Groves’ Healing the Healers is a four-workshop series that integrates history, science, psychology and spirituality to addresses the issue of spiritual suffering, a reality faced by most people at various times, particularly towards the end of life.
The workshops will be held in Edmonton for the first time at Providence Renewal Centre on four weekends over two years, starting April 6-7.
Participants will be trained to diagnose, respond to and help heal spiritual suffering using 40 different tools including prayer, forgiveness, relating and being present with the person who is hurting.
“It’s part of life to deal with anxiety, with fear, with suffering, with disappointment,” Groves said. “And you could call those just psychological issues or emotional issues or you could – like many wisdom traditions – see that there is a spiritual component underneath that.”
Spiritual suffering is as unique as each individual, Groves said, describing the skills he teaches as a “half step” in between pastoral care and psychological counselling. They are a complement to parish ministry.
“We try to teach tools that help a person identify and diagnose the total person, and we particularly emphasize the spiritual part,” said Groves, a former Catholic priest, chaplain and bereavement counsellor. “You can’t unravel – and totally separate – body, mind and spirit. They are all connected.”
Unlike physical wounds, spiritual pain is more difficult to define, and that’s where the workshops can help, said Debbie Doornbos, program director for Providence Renewal Centre.
“When you have wounds inside of yourself, they are not always visible. When we can understand what those wounds are, it’s a lot easier to both heal our ourselves, and then we can become more present to be a healing force for others.”
Groves hopes that graduates of his Healing the Healers series will pass their knowledge on to others, noting that the spiritual healing skills he teaches are not new. They have existed for centuries.

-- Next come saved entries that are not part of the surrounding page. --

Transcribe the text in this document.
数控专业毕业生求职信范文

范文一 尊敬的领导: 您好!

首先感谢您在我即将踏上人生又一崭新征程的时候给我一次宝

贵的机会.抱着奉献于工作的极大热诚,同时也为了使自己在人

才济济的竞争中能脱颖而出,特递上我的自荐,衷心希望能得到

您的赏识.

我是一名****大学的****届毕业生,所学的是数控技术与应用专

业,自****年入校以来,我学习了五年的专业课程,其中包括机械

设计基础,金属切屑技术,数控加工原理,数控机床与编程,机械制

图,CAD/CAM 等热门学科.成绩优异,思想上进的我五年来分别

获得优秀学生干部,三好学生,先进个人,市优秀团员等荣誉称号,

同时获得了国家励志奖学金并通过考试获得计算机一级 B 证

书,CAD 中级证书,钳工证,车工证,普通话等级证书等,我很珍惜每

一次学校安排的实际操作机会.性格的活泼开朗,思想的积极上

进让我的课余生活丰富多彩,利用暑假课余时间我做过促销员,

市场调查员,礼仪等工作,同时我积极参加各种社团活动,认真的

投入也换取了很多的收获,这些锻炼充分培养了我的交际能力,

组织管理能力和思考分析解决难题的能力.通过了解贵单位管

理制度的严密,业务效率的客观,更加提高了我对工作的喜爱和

“It’s so old-agey. This came out of our monasteries 1,000 years ago. We’re not inventing this stuff. It’s totally based on a wisdom tradition that happens to go back to medieval Christianity and, by and large, was lost in the hospices. Regardless of a person’s religious background, we think these tools work.”
Christina Greene, who has signed up to take the Healing the Healers workshop, sees spiritual healing skills as “a way of relating to people on the same level.”

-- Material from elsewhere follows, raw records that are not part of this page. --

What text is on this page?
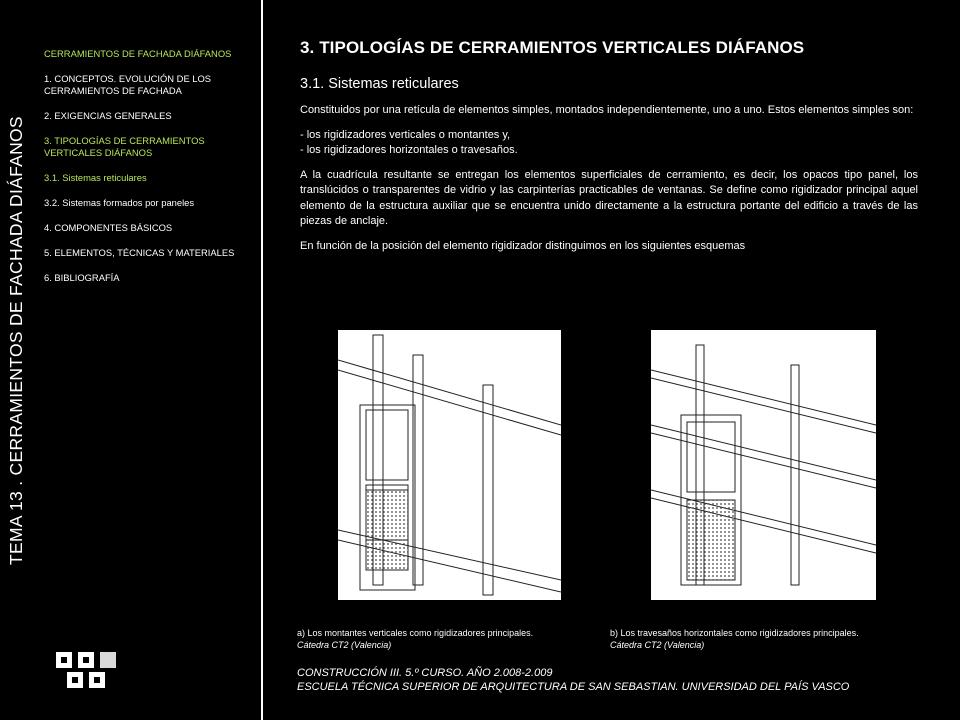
TEMA 13 . CERRAMIENTOS DE FACHADA DIÁFANOS
CERRAMIENTOS DE FACHADA DIÁFANOS
1. CONCEPTOS. EVOLUCIÓN DE LOS CERRAMIENTOS DE FACHADA
2. EXIGENCIAS GENERALES
3. TIPOLOGÍAS DE CERRAMIENTOS VERTICALES DIÁFANOS
3.1. Sistemas reticulares
3.2. Sistemas formados por paneles
4. COMPONENTES BÁSICOS
5. ELEMENTOS, TÉCNICAS Y MATERIALES
6. BIBLIOGRAFÍA
3. TIPOLOGÍAS DE CERRAMIENTOS VERTICALES DIÁFANOS
3.1. Sistemas reticulares

Constituidos por una retícula de elementos simples, montados independientemente, uno a uno. Estos elementos simples son:

- los rigidizadores verticales o montantes y,

- los rigidizadores horizontales o travesaños.

A la cuadrícula resultante se entregan los elementos superficiales de cerramiento, es decir, los opacos tipo panel, los translúcidos o transparentes de vidrio y las carpinterías practicables de ventanas. Se define como rigidizador principal aquel elemento de la estructura auxiliar que se encuentra unido directamente a la estructura portante del edificio a través de las piezas de anclaje.

En función de la posición del elemento rigidizador distinguimos en los siguientes esquemas

a) Los montantes verticales como rigidizadores principales.
Cátedra CT2 (Valencia)
b) Los travesaños horizontales como rigidizadores principales.
Cátedra CT2 (Valencia)
CONSTRUCCIÓN III. 5.º CURSO. AÑO 2.008-2.009
ESCUELA TÉCNICA SUPERIOR DE ARQUITECTURA DE SAN SEBASTIAN. UNIVERSIDAD DEL PAÍS VASCO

“It brings light, or another outlook, on how to help people who are palliative or are going through a different journey than what I am going through right now, how to allow them to express that and also how to help them move through that journey.”

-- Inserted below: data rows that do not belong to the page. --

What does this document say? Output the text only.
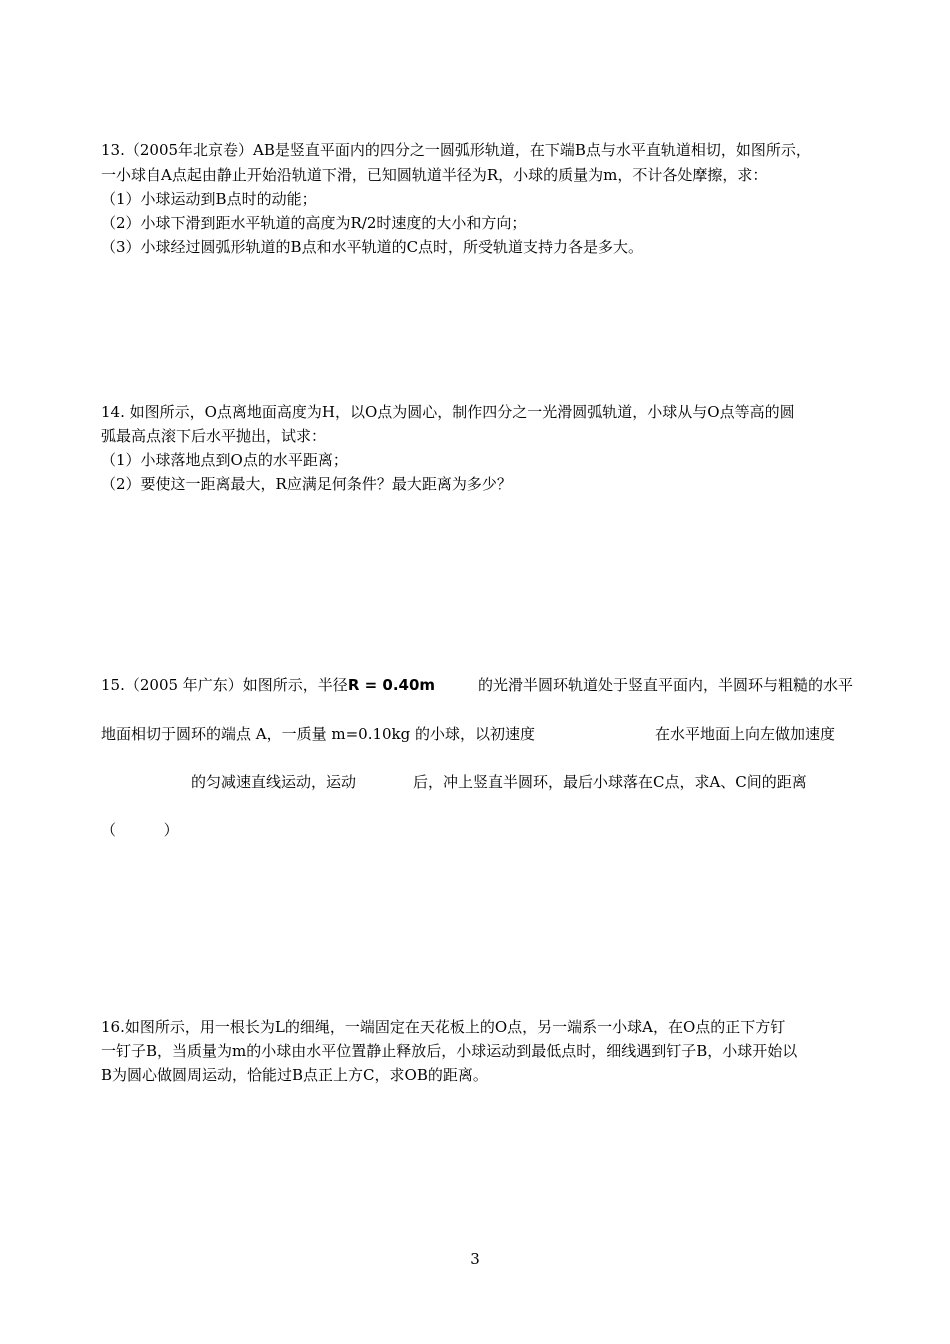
13.（2005年北京卷）AB是竖直平面内的四分之一圆弧形轨道，在下端B点与水平直轨道相切，如图所示，
一小球自A点起由静止开始沿轨道下滑，已知圆轨道半径为R，小球的质量为m，不计各处摩擦，求：
（1）小球运动到B点时的动能；
（2）小球下滑到距水平轨道的高度为R/2时速度的大小和方向；
（3）小球经过圆弧形轨道的B点和水平轨道的C点时，所受轨道支持力各是多大。
14. 如图所示，O点离地面高度为H，以O点为圆心，制作四分之一光滑圆弧轨道，小球从与O点等高的圆
弧最高点滚下后水平抛出，试求：
（1）小球落地点到O点的水平距离；
（2）要使这一距离最大，R应满足何条件？最大距离为多少？
15.（2005 年广东）如图所示，半径R = 0.40m	的光滑半圆环轨道处于竖直平面内，半圆环与粗糙的水平
地面相切于圆环的端点 A，一质量 m=0.10kg 的小球，以初速度	在水平地面上向左做加速度
的匀减速直线运动，运动	后，冲上竖直半圆环，最后小球落在C点，求A、C间的距离
（          ）
16.如图所示，用一根长为L的细绳，一端固定在天花板上的O点，另一端系一小球A，在O点的正下方钉
一钉子B，当质量为m的小球由水平位置静止释放后，小球运动到最低点时，细线遇到钉子B，小球开始以
B为圆心做圆周运动，恰能过B点正上方C，求OB的距离。
3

Greene said the workshops will help her personally, and professionally as a team leader with Catholic Social Services’ St. Joseph residence, which provides comfort and care to terminally ill people who are homeless or difficult to house in Edmonton.
Groves and his wife developed their spiritual healing techniques decades ago when they were working as bereavement counsellors, and at a time when legislation for euthanasia became legal in Oregon. Both were working in hospices at the time.
“We found we didn’t have training in it. We were just hired because we had the degrees or the background. We thought we were very poor for not having specific training in matters of the soul.”
Greene calls the ability to heal spiritual pain, a basic life skill that many of us have forgotten.
“I don’t think anything is new age. Everything has been done once, and maybe pushed back into the history books as we call it. We just need to bring light to doing this all again.”